Question

A 0.250 kg skeet (clay target) is fired at an angle of ? = 32.2° to the horizon with a speed of vo = 32.3 m/s, as seen in figure below. When it reaches the maximum height, it is hit from below by a 15 g pellet traveling vertically upward at a speed of v = 194 m/s. The pellet is embedded in the skeet. How much higher did the skeet go up? How much extra distance, ?x, does the skeet travel because of the collision?

Answer 1

First Part -

Consider the ideal situation, means there is no air drag.

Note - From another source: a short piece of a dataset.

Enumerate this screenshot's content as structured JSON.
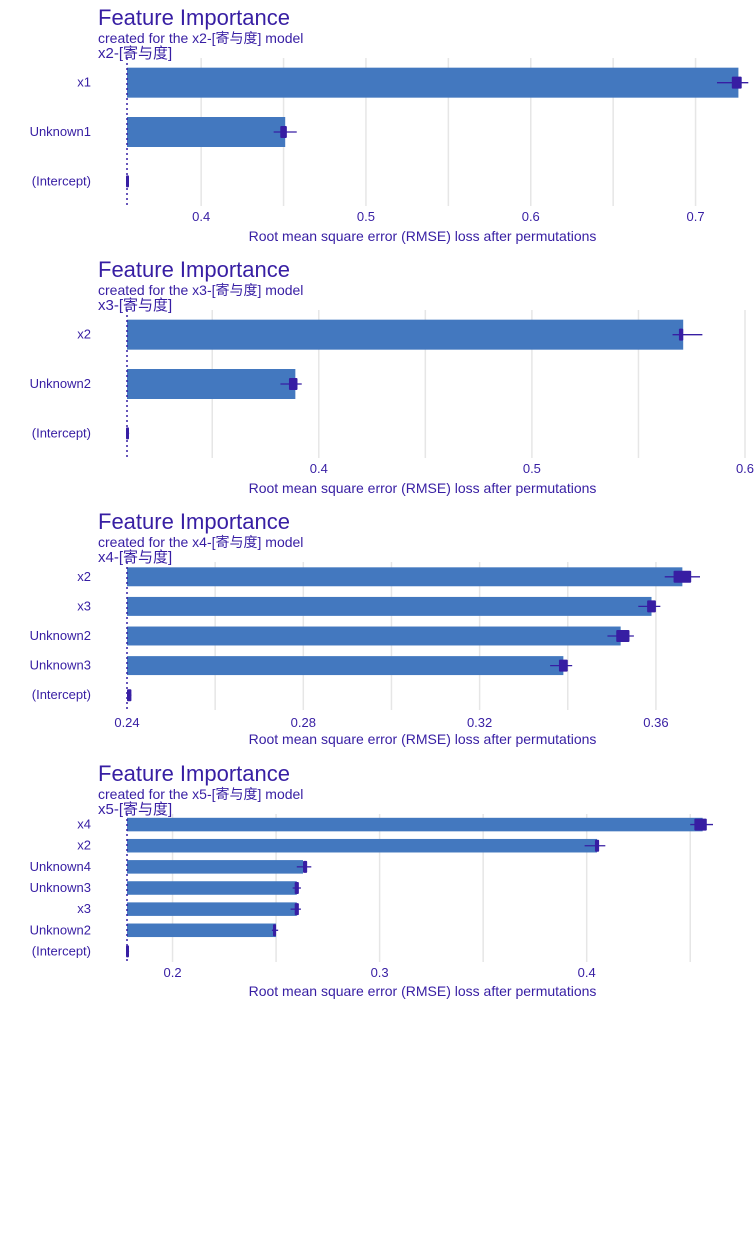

Now, at the highest point, the y velocity = 0m/s.
Using momentum,
(0.25)(0) + (15/1000)(194) = (0.015+0.25)(v)

=> v = (0.015 x 194) / 0.265 = 10.98 m/s
use the expression -

v^2 = u^2 + 2as
0 = 10.98^2 + 2(-9.8)(s)

=> s = 10.98^2 / (2 x 9.8) = 6.15 m higher up.

Second Part -

X- component of velocity = 32.3 cos 32.2 = 27.3 m/s

Y - component of velocity = 32.3 sin32.2 = 17.2 m/s

Now, time taken by the skeet to cover extra height s = 6.15 m

s = ut + (1/2)*a*t^2

=> 6.15 = 10.98t - 0.5*9.8*t^2

=> 4.9t^2 - 10.98t + 6.15 = 0

=> t = [10.98 + sqrt(10.98^2 - 2*4.9*6.15)] / (2*4.9) = [10.98 + 0.14] / 9.8 =1.13 s

other value of t = [10.98-0.14] / 9.8 = 1.11 s

So, the extra distance travelleed by the skeet, delta x = 1.13 x 27.3 = 30.85 m

and the other value of delta x = 1.11 x 27.3 = 30.3 m

so, our answers are 30.85m or 30.3 m.